If what you care about is standing real wages why talk about inequality? I'm concerned that it just functions better as rage bait and leads to unproductive policies.
1. it is well established that human pyschology makes relative income and wealth much more significant than absolute. And it doesn't matter which quintile you're in for that to be true.
2. real median household income stayed relatively flat between 1970 and 2012. Since then it has risen again in a significant way.
3. despite the gains in real median household income, the rise in the household income (and net worth) of various upper percentiles (20%, 10%, 5%, 1%, 0.1% ... take your pick) has been very, very much larger. consequently, the "double my income, double Musk's income" line is not a description of what has happened.

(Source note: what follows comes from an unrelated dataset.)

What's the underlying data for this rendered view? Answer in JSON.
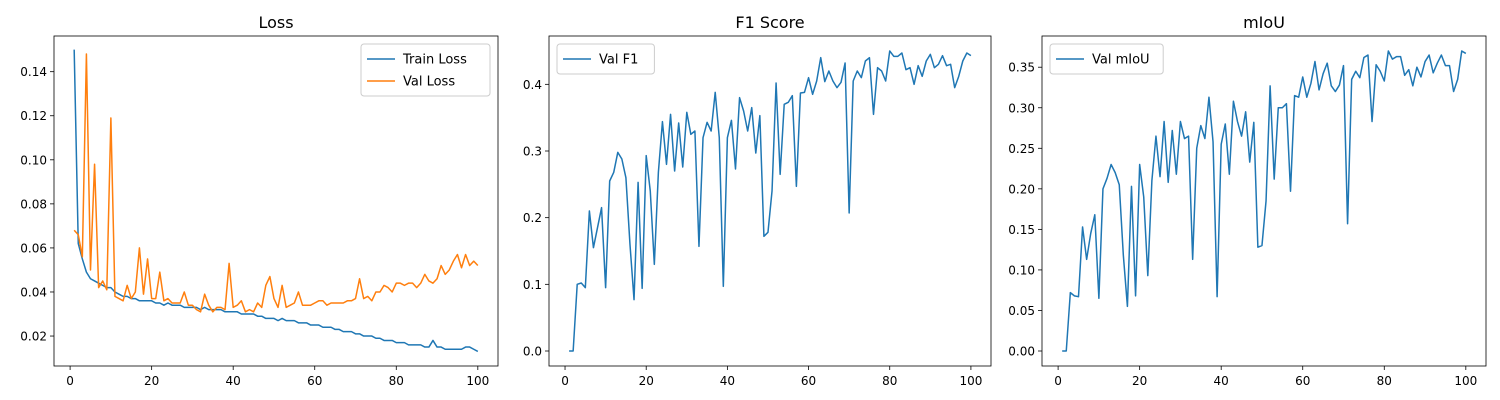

4. the percentage of GDP that accrues to capital rather than to labor have gone steadily up since 1980.
If that's what "you've seen", then you aren't looking in the right places.
Look at the graphs of real wages vs productivity that start pre-1970. Yes, it's true that real wages have gone up some since that time, but they remain completely divorced from productivity in a way that's totally different from the time before Reagan.
Meanwhile, the income/wealth of the highest earners has gone up astronomically during the same time.
They are staggeringly wealthy because they have redirected the flow of money from us to them. This is a very clearly visible and uncontroversial fact. The controversy is simply over whether it is a good thing.
Meanwhile, real (aka inflation corrected) median household income has gone up: https://fred.stlouisfed.org/series/MEHOINUSA672N
If what you care about is standing real wages why talk about inequality? I'm concerned that it just functions better as rage bait and leads to unproductive policies.